A clean-up drive on the Maidan supervised by BJP leaders on Friday morning. Picture by Gautam Bose

Sanjay Singh, one of the state general secretaries of the party, was supervising the clean-up. “More than 250 volunteers and around 50 labourers did the job,” he told this newspaper in the evening.

“More than 600 sacks of garbage had been collected from the Maidan. More than 15 mini-trucks made a number of rounds to remove the litter.”

A team of BJP volunteers had removed some litter on Thursday but had to suspend the drive to make room for workers dismantling the hangars.

The CMC, on its part, claimed credit for the clean-up and blamed the BJP for doing too little too late.
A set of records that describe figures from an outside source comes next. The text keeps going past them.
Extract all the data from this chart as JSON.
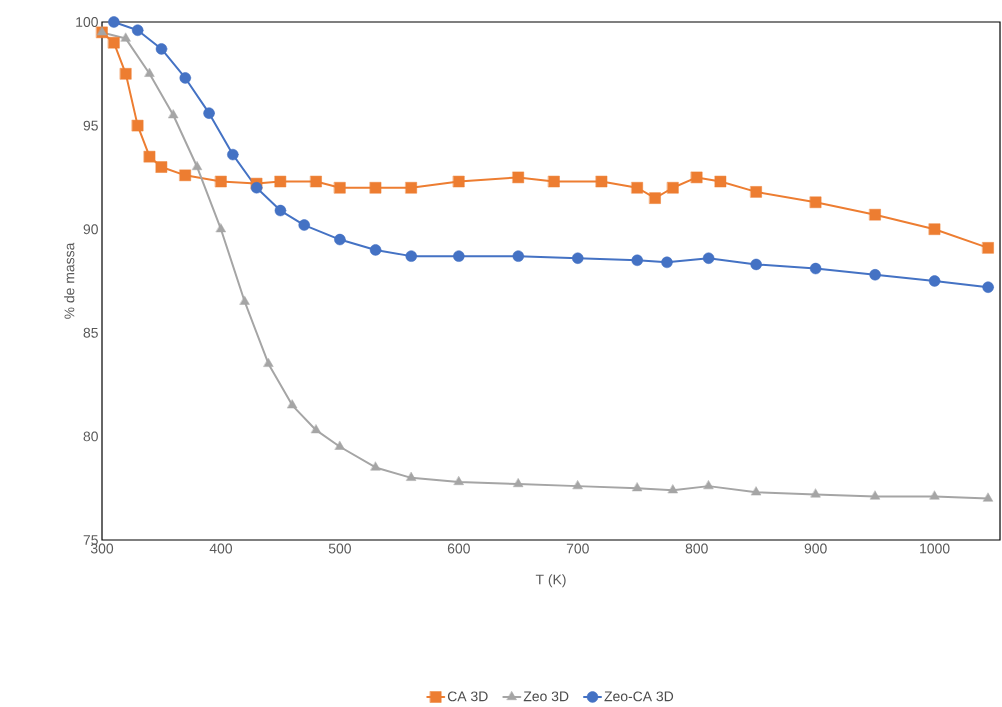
{
  "chart_data": {
    "type": "line",
    "xlabel": "T (K)",
    "ylabel": "% de massa",
    "xlim": [
      300,
      1055
    ],
    "ylim": [
      75,
      100
    ],
    "xticks": [
      300,
      400,
      500,
      600,
      700,
      800,
      900,
      1000
    ],
    "yticks": [
      75,
      80,
      85,
      90,
      95,
      100
    ],
    "legend": "bottom",
    "grid": false,
    "series": [
      {
        "name": "CA 3D",
        "color": "#ed7d31",
        "marker": "square",
        "x": [
          300,
          310,
          320,
          330,
          340,
          350,
          370,
          400,
          430,
          450,
          480,
          500,
          530,
          560,
          600,
          650,
          680,
          720,
          750,
          765,
          780,
          800,
          820,
          850,
          900,
          950,
          1000,
          1045
        ],
        "values": [
          99.5,
          99,
          97.5,
          95,
          93.5,
          93,
          92.6,
          92.3,
          92.2,
          92.3,
          92.3,
          92.0,
          92.0,
          92.0,
          92.3,
          92.5,
          92.3,
          92.3,
          92.0,
          91.5,
          92.0,
          92.5,
          92.3,
          91.8,
          91.3,
          90.7,
          90.0,
          89.1
        ]
      },
      {
        "name": "Zeo 3D",
        "color": "#a5a5a5",
        "marker": "triangle",
        "x": [
          300,
          320,
          340,
          360,
          380,
          400,
          420,
          440,
          460,
          480,
          500,
          530,
          560,
          600,
          650,
          700,
          750,
          780,
          810,
          850,
          900,
          950,
          1000,
          1045
        ],
        "values": [
          99.5,
          99.2,
          97.5,
          95.5,
          93,
          90,
          86.5,
          83.5,
          81.5,
          80.3,
          79.5,
          78.5,
          78.0,
          77.8,
          77.7,
          77.6,
          77.5,
          77.4,
          77.6,
          77.3,
          77.2,
          77.1,
          77.1,
          77.0
        ]
      },
      {
        "name": "Zeo-CA 3D",
        "color": "#4472c4",
        "marker": "circle",
        "x": [
          310,
          330,
          350,
          370,
          390,
          410,
          430,
          450,
          470,
          500,
          530,
          560,
          600,
          650,
          700,
          750,
          775,
          810,
          850,
          900,
          950,
          1000,
          1045
        ],
        "values": [
          100,
          99.6,
          98.7,
          97.3,
          95.6,
          93.6,
          92,
          90.9,
          90.2,
          89.5,
          89.0,
          88.7,
          88.7,
          88.7,
          88.6,
          88.5,
          88.4,
          88.6,
          88.3,
          88.1,
          87.8,
          87.5,
          87.2
        ]
      }
    ]
  }
}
“We had sent a notice to the Bengal BJP for not starting the clean-up after the rally ended on Wednesday. They did not even bother to appeal to us to restore the ground,” said Debabrata Majumder, mayoral council member in charge of solid waste management.

The civic body, he said, sent multiple teams to the Maidan to remove the garbage. “I supervised the operation on one stretch. We deployed 50 men, 10 battery-powered vehicles and a movable compactor on that stretch,” said Shailendra Singh, a solid waste management overseer at the CMC.

An official said 250 men, split into five groups, were involved in the clean-up at the entire rally site. Twenty battery-power vehicles and two movable compactors were involved.

Singh said only the stretch under the hangars and a few other parts of the rally site had been cleaned by the time the civic teams arrived. “Long stretches along the Elliot Park-end of the ground were still covered with litter. Garbage sacks were lying at several corners. We took them to the nearest compactor stations in Bhowanipore and Kidderpore,” said Singh.

Sanjay Singh of the BJP, who said he had been overseeing the clean-up by his party volunteers since 7am, claimed: “I did not see any team from the CMC.”

The CMC’s delayed response was in contrast to what it does after Trinamul’s July 21 rally. A battery of men and machines descend on the Brigade Parade Grounds to remove the garbage immediately after the rally ends.

Mayor Firhad Hakim had said on Thursday the BJP had not sought the CMC’s help in cleaning the ground.